In 2003, the Pfizer made sales of US$505 million in Mexico garnering a share near about 10 percent due to the star performance of the drugs like Viagra, Lipitor, Novax, Terramicina and Pentrexil. It also invested US$72 million in its plants for research.
Indian Players
The Indian pharma industry is a reputed bulk drug supplier to this region. Indian drug major, Ranbaxy opened a representative office in Mexico in April 2004 and has plans of establishing a joint venture shortly. Dr.Reddy’s Laboratories Ltd is expected to build a presence here for enhancing branded formulation business. Elder Pharmaceuticals was the first Indian company to get a drug registered in Mexico. India’s leading generics player, Strides Acrolab Limited (Strides) has a manufacturing facility in Mexico.
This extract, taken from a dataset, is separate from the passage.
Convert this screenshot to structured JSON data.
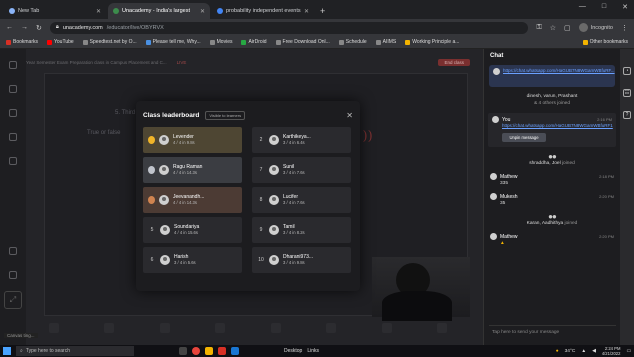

Wockhardt has signed a joint venture agreement for a 51 percent stake in Wockhardt Mexico S.A. de C.V., with the remaining 49 percent held by Representaciones E Investigaciones Medicas, S.A. de C.V. The joint venture will initially market insulins made by Wockhardt. Later, it will market other dibetology products and biopharmaceutical products.
OTC Market
The overall Mexican pharmaceutical market, estimated at more than US$9 billion, with annual growth rates of 10%, attracts a lot of interest from foreign companies. Germany's Boehringer Ingelheim is the leading company in the Mexican OTC market, ranking top in the VDS and cough, cold and allergy sectors, number two in adult mouth care, and fourth in child-specific OTC and analgesics. It also has a presence in digestive remedies and medicated skin care. Other leading companies include Bayer (Germany), Sanofi-Aventis (France), Novartis (Switzerland) and Wyeth (US), as well as major multinationals from different industries, including Proctor & Gamble (US) and Nestlé (Switzerland). Some Mexican firms manufacture and market their products successfully, but their reach and economies of scale are limited in comparison to those of the multinationals.
Consolidation in the sector is also expected to enhance availability, with the recent purchase by Bayer of Swiss drug-maker Roche's OTC business expected to give the company pole position in the Mexican sector. The acquisition will bring together leading OTC brands such as Alka-Seltzer and Redoxon. Meanwhile, local companies with a strong OTC presence include drug group Techsphere and skincare products specialist Laboratorios Darier, which recently formed an alliance with Germany's Merz Pharmaceuticals. The share of OTC medicines in Mexico's drug market is expected to increase, with the products' low cost and easy availability bringing the segment's value to US$1.9 billion by 2007.